Good. She was glad he wasn’t taking her for granted. “I wouldn’t want you to think you could have me without putting in some effort.”

He hooked a possessive arm around her neck. “C’mon, mystery woman. Let me walk you back to your dressing room.”

She stopped first at the refrigerator, then at the baker’s rack, then at the sink where Earnesto took the plates and glasses before waving her and Caleb on their way.

Wearing her sequined gown, her long wavy wig, a warm pair of sheepskin Uggs on her feet and Caleb’s jacket over her shoulders, Miranda walked beside him down the hallway from the kitchen to the club.

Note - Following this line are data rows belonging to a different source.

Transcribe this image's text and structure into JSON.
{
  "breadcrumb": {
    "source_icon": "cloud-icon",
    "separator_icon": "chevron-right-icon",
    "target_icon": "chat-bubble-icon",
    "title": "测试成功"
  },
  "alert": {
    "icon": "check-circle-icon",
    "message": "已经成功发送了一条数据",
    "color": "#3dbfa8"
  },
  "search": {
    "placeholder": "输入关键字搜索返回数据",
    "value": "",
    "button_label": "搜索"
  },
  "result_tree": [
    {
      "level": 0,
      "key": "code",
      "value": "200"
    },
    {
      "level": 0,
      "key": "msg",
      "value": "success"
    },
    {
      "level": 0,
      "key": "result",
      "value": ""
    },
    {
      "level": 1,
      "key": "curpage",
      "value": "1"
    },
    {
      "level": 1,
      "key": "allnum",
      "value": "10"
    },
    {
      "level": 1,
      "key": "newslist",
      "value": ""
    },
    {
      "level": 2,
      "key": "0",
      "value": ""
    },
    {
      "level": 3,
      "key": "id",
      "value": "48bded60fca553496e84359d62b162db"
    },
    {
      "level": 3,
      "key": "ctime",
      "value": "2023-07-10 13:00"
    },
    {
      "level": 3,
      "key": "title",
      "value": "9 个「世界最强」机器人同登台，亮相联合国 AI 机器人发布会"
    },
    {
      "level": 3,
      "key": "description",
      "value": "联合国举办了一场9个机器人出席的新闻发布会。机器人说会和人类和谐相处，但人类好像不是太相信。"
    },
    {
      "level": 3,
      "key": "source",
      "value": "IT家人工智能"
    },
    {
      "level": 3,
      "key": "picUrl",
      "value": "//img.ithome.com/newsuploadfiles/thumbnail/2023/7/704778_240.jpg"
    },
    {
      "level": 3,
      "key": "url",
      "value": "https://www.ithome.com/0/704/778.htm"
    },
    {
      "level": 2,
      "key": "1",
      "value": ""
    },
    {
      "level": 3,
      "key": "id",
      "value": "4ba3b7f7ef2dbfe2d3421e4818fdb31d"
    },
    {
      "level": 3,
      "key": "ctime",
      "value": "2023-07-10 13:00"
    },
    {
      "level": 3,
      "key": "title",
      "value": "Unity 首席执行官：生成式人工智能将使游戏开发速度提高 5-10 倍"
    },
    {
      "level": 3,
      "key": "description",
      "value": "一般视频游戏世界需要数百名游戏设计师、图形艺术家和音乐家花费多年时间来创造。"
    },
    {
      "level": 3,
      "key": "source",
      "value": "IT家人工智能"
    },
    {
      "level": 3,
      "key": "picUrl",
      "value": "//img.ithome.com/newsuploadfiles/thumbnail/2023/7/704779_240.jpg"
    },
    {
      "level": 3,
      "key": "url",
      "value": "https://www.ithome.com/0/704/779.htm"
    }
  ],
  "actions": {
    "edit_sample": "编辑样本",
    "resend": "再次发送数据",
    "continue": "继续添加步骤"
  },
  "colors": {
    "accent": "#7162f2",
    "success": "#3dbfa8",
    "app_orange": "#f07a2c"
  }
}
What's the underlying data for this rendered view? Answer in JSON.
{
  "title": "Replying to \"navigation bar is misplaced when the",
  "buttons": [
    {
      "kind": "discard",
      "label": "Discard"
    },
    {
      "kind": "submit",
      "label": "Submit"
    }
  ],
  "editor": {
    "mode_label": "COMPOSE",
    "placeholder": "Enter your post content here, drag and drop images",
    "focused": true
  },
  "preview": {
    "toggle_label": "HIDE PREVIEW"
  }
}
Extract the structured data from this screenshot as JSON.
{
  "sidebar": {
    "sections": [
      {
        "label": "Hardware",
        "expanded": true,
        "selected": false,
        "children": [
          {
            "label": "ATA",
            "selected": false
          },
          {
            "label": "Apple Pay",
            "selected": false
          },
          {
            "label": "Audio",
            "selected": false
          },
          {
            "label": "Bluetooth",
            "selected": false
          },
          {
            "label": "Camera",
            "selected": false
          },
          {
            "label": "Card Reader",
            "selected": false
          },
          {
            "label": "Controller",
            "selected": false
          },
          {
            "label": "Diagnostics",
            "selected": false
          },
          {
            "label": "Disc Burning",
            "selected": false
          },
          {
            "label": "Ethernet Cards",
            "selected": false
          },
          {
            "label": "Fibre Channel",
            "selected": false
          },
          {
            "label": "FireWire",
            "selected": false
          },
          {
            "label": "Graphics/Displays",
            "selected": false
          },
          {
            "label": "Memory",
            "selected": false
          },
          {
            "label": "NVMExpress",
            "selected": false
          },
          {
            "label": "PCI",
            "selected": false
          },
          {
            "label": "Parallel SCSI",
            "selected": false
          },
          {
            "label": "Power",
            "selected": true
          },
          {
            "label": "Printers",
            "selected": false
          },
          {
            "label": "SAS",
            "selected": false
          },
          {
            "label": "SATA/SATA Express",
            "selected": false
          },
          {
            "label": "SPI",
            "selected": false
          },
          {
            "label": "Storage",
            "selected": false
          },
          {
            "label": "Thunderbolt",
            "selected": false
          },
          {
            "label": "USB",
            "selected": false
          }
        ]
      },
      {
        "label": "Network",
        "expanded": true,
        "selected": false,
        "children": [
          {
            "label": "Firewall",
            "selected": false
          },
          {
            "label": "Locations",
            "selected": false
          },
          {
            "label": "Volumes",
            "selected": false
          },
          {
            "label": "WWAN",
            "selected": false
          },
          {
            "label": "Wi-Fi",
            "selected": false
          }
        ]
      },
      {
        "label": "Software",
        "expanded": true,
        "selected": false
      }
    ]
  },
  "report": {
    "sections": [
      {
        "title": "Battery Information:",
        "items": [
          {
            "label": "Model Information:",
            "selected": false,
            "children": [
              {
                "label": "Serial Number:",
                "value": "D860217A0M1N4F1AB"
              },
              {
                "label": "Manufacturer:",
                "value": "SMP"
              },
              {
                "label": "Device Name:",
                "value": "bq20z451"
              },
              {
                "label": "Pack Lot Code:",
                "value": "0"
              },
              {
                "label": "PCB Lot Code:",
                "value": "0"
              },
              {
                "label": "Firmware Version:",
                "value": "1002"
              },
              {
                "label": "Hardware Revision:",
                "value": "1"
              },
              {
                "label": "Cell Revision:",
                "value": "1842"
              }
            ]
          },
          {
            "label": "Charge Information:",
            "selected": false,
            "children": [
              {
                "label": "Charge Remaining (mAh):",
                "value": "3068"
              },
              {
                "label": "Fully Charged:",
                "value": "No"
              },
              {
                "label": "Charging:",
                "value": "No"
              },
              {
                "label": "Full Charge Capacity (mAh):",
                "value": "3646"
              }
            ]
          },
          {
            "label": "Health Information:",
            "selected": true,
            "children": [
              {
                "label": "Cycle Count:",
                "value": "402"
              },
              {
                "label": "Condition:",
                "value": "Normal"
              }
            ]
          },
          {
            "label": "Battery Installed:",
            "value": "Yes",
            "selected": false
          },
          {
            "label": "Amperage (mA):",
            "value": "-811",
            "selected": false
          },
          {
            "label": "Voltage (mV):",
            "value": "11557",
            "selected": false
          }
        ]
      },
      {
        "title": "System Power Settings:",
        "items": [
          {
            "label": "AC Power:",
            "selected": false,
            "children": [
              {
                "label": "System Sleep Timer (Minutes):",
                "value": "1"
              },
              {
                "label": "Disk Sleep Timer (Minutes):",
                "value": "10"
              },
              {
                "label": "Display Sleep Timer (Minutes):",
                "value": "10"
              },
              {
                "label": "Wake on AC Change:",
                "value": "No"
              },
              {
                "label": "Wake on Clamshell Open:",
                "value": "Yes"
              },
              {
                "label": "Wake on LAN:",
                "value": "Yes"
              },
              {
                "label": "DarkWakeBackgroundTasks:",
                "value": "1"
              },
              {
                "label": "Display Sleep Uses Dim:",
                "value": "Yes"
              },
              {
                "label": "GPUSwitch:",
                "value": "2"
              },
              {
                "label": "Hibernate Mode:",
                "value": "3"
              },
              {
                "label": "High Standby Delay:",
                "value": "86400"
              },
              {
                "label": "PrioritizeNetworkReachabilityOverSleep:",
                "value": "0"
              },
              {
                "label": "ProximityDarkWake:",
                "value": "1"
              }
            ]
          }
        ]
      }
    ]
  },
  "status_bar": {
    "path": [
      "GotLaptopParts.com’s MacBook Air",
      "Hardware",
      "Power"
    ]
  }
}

Neither one of them hurried, neither one of them spoke.

It was as if Caleb didn’t want to let go of her any more than she wanted to tell him goodnight. They fitted so well as they walked, fitted, too, as they talked. She was certain it would be no different when they made love.

When. She was assuming it would happen, rather than accepting they might have nothing but tonight. Counting on more, looking forward to more wasn’t smart. Doing so was tantamount to throwing away the past five years she’d spent making a new life. She couldn’t do that to herself. She wouldn’t do it for a man about whom she knew nothing.

Then they were at her dressing room, the trip over too soon, the silence lingering as she reached out to punch the code into the keypad lock. Caleb stopped her, covering her hand, turning her and pulling her arms above her head as he backed her into the door.

He spread his legs, captured her hips between them, leaned his lower body into hers and rested there. His eyes were fierce, bright, and she was almost unable to draw a breath for thinking about all the things he might want. She scared herself with all the things she wanted.